The Rainhill locomotive contest, and the convincing proofs afforded thereby of the practicability of applying railway transport alike to goods and passengers, at a high rate of speed, impressed men’s minds with the conviction that, if canals were not already doomed, they were, at any rate, by no means so superior as they had seemed up to that time. The Stockton and Darlington Railway had been opened for the purpose of bringing the coalfields and the ports of Durham together. There was no idea of competing with any other means of transport, because no other means of transport existed, except the pack-horse. But in the case of the Liverpool and Manchester Railway, the object in view was that of antagonism to the canals, which had proved impracticable in their dealings with the merchants and manufacturers of those towns. If the canal companies had met the just and reasonable demands of the traders of Lancashire, the probability is that the Liverpool and Manchester Railway would not have been constructed until many years later. As it was, the high-handed proceedings adopted by those companies, raised the Frankenstein of railway competition, and the difficulty now was, how to lay it. Sisyphus, himself, had no harder task to perform. The issue for a time appeared to be doubtful, but not for long. The new system of transport fulfilled every expectation formed by its most sanguine promoters, and disappointed every apprehension entertained by its enemies. The canal companies found it necessary to undertake experiments, in order to demonstrate the greater economy of their system of transport. They also attempted to introduce steam propulsion, to improve their lines of communication, and in some cases to reduce their rates of charge. They did not, however, greatly mend matters.

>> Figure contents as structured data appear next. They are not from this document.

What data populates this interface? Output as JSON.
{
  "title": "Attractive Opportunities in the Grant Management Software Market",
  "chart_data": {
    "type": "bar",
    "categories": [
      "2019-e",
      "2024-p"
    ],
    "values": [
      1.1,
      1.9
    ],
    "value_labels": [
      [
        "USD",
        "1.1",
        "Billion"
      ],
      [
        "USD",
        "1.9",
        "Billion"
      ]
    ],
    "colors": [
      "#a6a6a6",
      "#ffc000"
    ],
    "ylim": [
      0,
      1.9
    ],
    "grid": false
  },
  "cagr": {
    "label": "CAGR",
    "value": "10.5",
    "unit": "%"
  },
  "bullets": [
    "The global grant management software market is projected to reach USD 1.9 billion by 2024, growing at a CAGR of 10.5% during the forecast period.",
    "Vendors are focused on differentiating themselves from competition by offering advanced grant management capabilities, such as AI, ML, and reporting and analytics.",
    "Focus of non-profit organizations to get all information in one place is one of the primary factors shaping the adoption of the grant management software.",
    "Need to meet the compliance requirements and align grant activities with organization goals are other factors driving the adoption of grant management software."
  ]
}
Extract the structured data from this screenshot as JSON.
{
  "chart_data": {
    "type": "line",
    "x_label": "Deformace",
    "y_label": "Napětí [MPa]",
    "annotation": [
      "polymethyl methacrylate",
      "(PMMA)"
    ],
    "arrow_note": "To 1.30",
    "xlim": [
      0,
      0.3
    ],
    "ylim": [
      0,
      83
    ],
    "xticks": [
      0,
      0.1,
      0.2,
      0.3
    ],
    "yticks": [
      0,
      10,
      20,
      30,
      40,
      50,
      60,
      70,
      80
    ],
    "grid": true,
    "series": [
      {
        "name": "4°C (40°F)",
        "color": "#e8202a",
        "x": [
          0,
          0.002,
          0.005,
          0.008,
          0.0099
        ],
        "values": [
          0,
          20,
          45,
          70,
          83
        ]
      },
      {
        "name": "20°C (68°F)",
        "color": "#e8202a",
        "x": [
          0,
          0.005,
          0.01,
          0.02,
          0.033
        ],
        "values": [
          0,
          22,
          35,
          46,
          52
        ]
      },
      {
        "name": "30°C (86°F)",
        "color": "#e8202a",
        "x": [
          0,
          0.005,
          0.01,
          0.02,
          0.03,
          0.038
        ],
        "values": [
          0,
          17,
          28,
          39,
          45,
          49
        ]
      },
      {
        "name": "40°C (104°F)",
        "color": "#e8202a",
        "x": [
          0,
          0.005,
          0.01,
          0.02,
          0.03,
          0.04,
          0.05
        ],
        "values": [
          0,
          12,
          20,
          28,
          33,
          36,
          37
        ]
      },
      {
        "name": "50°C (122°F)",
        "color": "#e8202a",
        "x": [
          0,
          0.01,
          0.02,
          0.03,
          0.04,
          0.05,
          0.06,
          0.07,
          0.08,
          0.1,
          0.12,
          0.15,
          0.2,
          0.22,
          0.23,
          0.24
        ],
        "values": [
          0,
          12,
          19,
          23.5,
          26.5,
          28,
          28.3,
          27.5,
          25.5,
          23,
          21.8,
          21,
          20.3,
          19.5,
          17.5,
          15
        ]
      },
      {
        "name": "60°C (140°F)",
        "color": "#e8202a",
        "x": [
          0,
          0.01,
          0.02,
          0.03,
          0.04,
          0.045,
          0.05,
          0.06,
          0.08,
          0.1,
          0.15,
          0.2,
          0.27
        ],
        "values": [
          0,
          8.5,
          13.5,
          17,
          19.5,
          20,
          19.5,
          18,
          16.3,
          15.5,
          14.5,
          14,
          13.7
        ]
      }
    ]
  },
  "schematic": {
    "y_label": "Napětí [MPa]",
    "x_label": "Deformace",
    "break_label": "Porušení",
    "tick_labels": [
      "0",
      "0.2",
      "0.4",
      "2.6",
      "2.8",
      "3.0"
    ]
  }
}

Nicholas Wood analysed their experiments, and declared that “coals and minerals were conveyed on railways equally cheap, if not at a less rate, than on canals,” and in opposition to those who maintained the greater economy of waterways, he declared that “in no instance has it been shown that canal navigation is conducted at a cheaper rate, including every charge.”[223] He thereupon argued that “the slow, tardy, and interrupted transit of canal navigation must, therefore, of necessity yield to other modes, affording a more rapid and certain means of conveyance.”[224]